Sinfonia em amarelo: nespereiras e grevílias

Desde pequeno que as nódoas de nêspera me intrigam. Primeiro, porque não queria acreditar nelas quando, ainda criança, sentado na árvore as comia de forma abundante, mais tarde porque quis perceber o mecanismo pelo qual estas manchariam de forma tão drástica a roupa que esta teria de ir para o lixo. Não tenho uma resposta definitiva, mas apenas algumas pistas baseadas na literatura que consultei. No caso das nêsperas, os polifenóis são oxidados rapidamente pela enzima polifenoloxidase a quinonas e polimerizam, originando o típico aspecto castanho dos frutos apanhados há algum tempo. Provavelmente, no caso das nêsperas, estes polímeros formam ligações muito fortes com as fibras do algodão.

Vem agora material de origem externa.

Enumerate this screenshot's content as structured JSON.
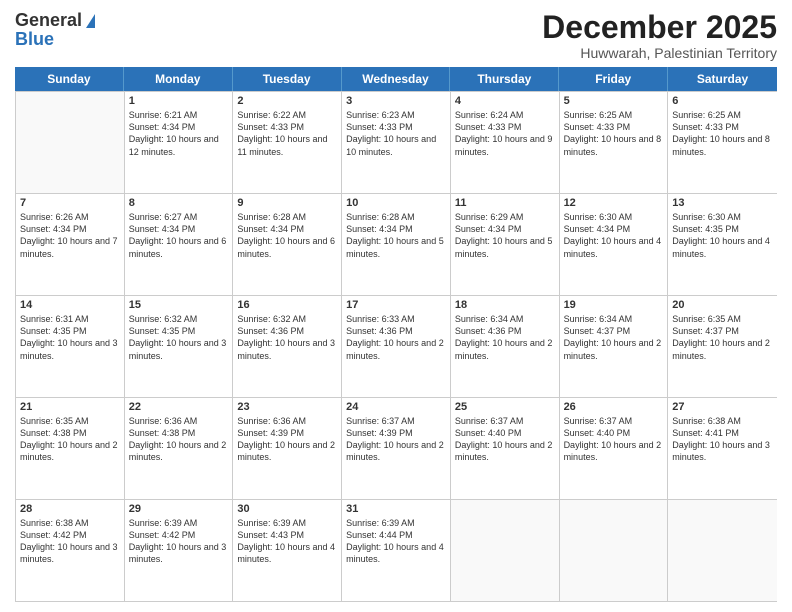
{
  "header": {
    "logo_general": "General",
    "logo_blue": "Blue",
    "month_title": "December 2025",
    "location": "Huwwarah, Palestinian Territory"
  },
  "weekdays": [
    "Sunday",
    "Monday",
    "Tuesday",
    "Wednesday",
    "Thursday",
    "Friday",
    "Saturday"
  ],
  "rows": [
    [
      {
        "num": "",
        "sunrise": "",
        "sunset": "",
        "daylight": "",
        "empty": true
      },
      {
        "num": "1",
        "sunrise": "Sunrise: 6:21 AM",
        "sunset": "Sunset: 4:34 PM",
        "daylight": "Daylight: 10 hours and 12 minutes."
      },
      {
        "num": "2",
        "sunrise": "Sunrise: 6:22 AM",
        "sunset": "Sunset: 4:33 PM",
        "daylight": "Daylight: 10 hours and 11 minutes."
      },
      {
        "num": "3",
        "sunrise": "Sunrise: 6:23 AM",
        "sunset": "Sunset: 4:33 PM",
        "daylight": "Daylight: 10 hours and 10 minutes."
      },
      {
        "num": "4",
        "sunrise": "Sunrise: 6:24 AM",
        "sunset": "Sunset: 4:33 PM",
        "daylight": "Daylight: 10 hours and 9 minutes."
      },
      {
        "num": "5",
        "sunrise": "Sunrise: 6:25 AM",
        "sunset": "Sunset: 4:33 PM",
        "daylight": "Daylight: 10 hours and 8 minutes."
      },
      {
        "num": "6",
        "sunrise": "Sunrise: 6:25 AM",
        "sunset": "Sunset: 4:33 PM",
        "daylight": "Daylight: 10 hours and 8 minutes."
      }
    ],
    [
      {
        "num": "7",
        "sunrise": "Sunrise: 6:26 AM",
        "sunset": "Sunset: 4:34 PM",
        "daylight": "Daylight: 10 hours and 7 minutes."
      },
      {
        "num": "8",
        "sunrise": "Sunrise: 6:27 AM",
        "sunset": "Sunset: 4:34 PM",
        "daylight": "Daylight: 10 hours and 6 minutes."
      },
      {
        "num": "9",
        "sunrise": "Sunrise: 6:28 AM",
        "sunset": "Sunset: 4:34 PM",
        "daylight": "Daylight: 10 hours and 6 minutes."
      },
      {
        "num": "10",
        "sunrise": "Sunrise: 6:28 AM",
        "sunset": "Sunset: 4:34 PM",
        "daylight": "Daylight: 10 hours and 5 minutes."
      },
      {
        "num": "11",
        "sunrise": "Sunrise: 6:29 AM",
        "sunset": "Sunset: 4:34 PM",
        "daylight": "Daylight: 10 hours and 5 minutes."
      },
      {
        "num": "12",
        "sunrise": "Sunrise: 6:30 AM",
        "sunset": "Sunset: 4:34 PM",
        "daylight": "Daylight: 10 hours and 4 minutes."
      },
      {
        "num": "13",
        "sunrise": "Sunrise: 6:30 AM",
        "sunset": "Sunset: 4:35 PM",
        "daylight": "Daylight: 10 hours and 4 minutes."
      }
    ],
    [
      {
        "num": "14",
        "sunrise": "Sunrise: 6:31 AM",
        "sunset": "Sunset: 4:35 PM",
        "daylight": "Daylight: 10 hours and 3 minutes."
      },
      {
        "num": "15",
        "sunrise": "Sunrise: 6:32 AM",
        "sunset": "Sunset: 4:35 PM",
        "daylight": "Daylight: 10 hours and 3 minutes."
      },
      {
        "num": "16",
        "sunrise": "Sunrise: 6:32 AM",
        "sunset": "Sunset: 4:36 PM",
        "daylight": "Daylight: 10 hours and 3 minutes."
      },
      {
        "num": "17",
        "sunrise": "Sunrise: 6:33 AM",
        "sunset": "Sunset: 4:36 PM",
        "daylight": "Daylight: 10 hours and 2 minutes."
      },
      {
        "num": "18",
        "sunrise": "Sunrise: 6:34 AM",
        "sunset": "Sunset: 4:36 PM",
        "daylight": "Daylight: 10 hours and 2 minutes."
      },
      {
        "num": "19",
        "sunrise": "Sunrise: 6:34 AM",
        "sunset": "Sunset: 4:37 PM",
        "daylight": "Daylight: 10 hours and 2 minutes."
      },
      {
        "num": "20",
        "sunrise": "Sunrise: 6:35 AM",
        "sunset": "Sunset: 4:37 PM",
        "daylight": "Daylight: 10 hours and 2 minutes."
      }
    ],
    [
      {
        "num": "21",
        "sunrise": "Sunrise: 6:35 AM",
        "sunset": "Sunset: 4:38 PM",
        "daylight": "Daylight: 10 hours and 2 minutes."
      },
      {
        "num": "22",
        "sunrise": "Sunrise: 6:36 AM",
        "sunset": "Sunset: 4:38 PM",
        "daylight": "Daylight: 10 hours and 2 minutes."
      },
      {
        "num": "23",
        "sunrise": "Sunrise: 6:36 AM",
        "sunset": "Sunset: 4:39 PM",
        "daylight": "Daylight: 10 hours and 2 minutes."
      },
      {
        "num": "24",
        "sunrise": "Sunrise: 6:37 AM",
        "sunset": "Sunset: 4:39 PM",
        "daylight": "Daylight: 10 hours and 2 minutes."
      },
      {
        "num": "25",
        "sunrise": "Sunrise: 6:37 AM",
        "sunset": "Sunset: 4:40 PM",
        "daylight": "Daylight: 10 hours and 2 minutes."
      },
      {
        "num": "26",
        "sunrise": "Sunrise: 6:37 AM",
        "sunset": "Sunset: 4:40 PM",
        "daylight": "Daylight: 10 hours and 2 minutes."
      },
      {
        "num": "27",
        "sunrise": "Sunrise: 6:38 AM",
        "sunset": "Sunset: 4:41 PM",
        "daylight": "Daylight: 10 hours and 3 minutes."
      }
    ],
    [
      {
        "num": "28",
        "sunrise": "Sunrise: 6:38 AM",
        "sunset": "Sunset: 4:42 PM",
        "daylight": "Daylight: 10 hours and 3 minutes."
      },
      {
        "num": "29",
        "sunrise": "Sunrise: 6:39 AM",
        "sunset": "Sunset: 4:42 PM",
        "daylight": "Daylight: 10 hours and 3 minutes."
      },
      {
        "num": "30",
        "sunrise": "Sunrise: 6:39 AM",
        "sunset": "Sunset: 4:43 PM",
        "daylight": "Daylight: 10 hours and 4 minutes."
      },
      {
        "num": "31",
        "sunrise": "Sunrise: 6:39 AM",
        "sunset": "Sunset: 4:44 PM",
        "daylight": "Daylight: 10 hours and 4 minutes."
      },
      {
        "num": "",
        "sunrise": "",
        "sunset": "",
        "daylight": "",
        "empty": true
      },
      {
        "num": "",
        "sunrise": "",
        "sunset": "",
        "daylight": "",
        "empty": true
      },
      {
        "num": "",
        "sunrise": "",
        "sunset": "",
        "daylight": "",
        "empty": true
      }
    ]
  ]
}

Vem isto a propósito da explosão de amarelo característico que temos em Coimbra com as nespereiras e as grevílias. Só nesta altura se nota como há tantas aqui. E faz bastante pena todas aquelas nêsperas a cair no chão e a apodrecer sem que ninguém as coma.

É certo que as árvores de fruto nas cidades estão muito sujeitas à poluição automóvel e muitas árvores têm uma tendência natural para acumularem metais pesados. No entanto, tendo a gasolina com chumbo sido banida há muito, restam os metais que se encontravam no solo ou já na árvore e aqueles que navegam incorporados na fuligem (agora rebaptizada de nanopartículas de carbono). Com os modernos métodos analíticos da química podemos detectar quantidades ínfimas destes poluentes, mas as nêsperas deverão estar hoje muito menos contaminadas com estes metais do que há décadas atrás. Além disso, quase ninguém usa pesticidas nos jardins, logo desse problema não devem sofrer.

Como vou apresentar uma comunicaçãosobre os Passeios Químicos no encontro SciCom 2014 na Universidade de Porto estive, como não poderia deixar de ser, a estudar a questão semântica das nêsperas e dos magnórios.

A árvore que no centro e sul do país chamamos nespereira (Eriobothrya japonica) é originária da China, onde as suas folhas são usadas em medicina tradicional. O seu fruto, a nêspera, é chamado no norte de Portugal magnório, o que origina alguma confusão, até porque existe, em algumas regiões do norte, um outro fruto a que chamam nêspera. Em particular, na região de Guimarães, existe uma árvore, cada vez mais rara, a nespereira europeia (Mespilus germanica, na imagem ao lado, não conheço nenhum exemplar em Coimbra) cujo fruto é também chamado nêspera, o qual só é comido quando está muito maduro ou quase podre. Este fruto teve o seu papel na alimentação há séculos atrás,  aparecendo em algumas peças de Shakespeare (procure-se medlar e note-se as alusões ao apodrecimento e... ao sexo feminino), sendo agora muito menos consumido.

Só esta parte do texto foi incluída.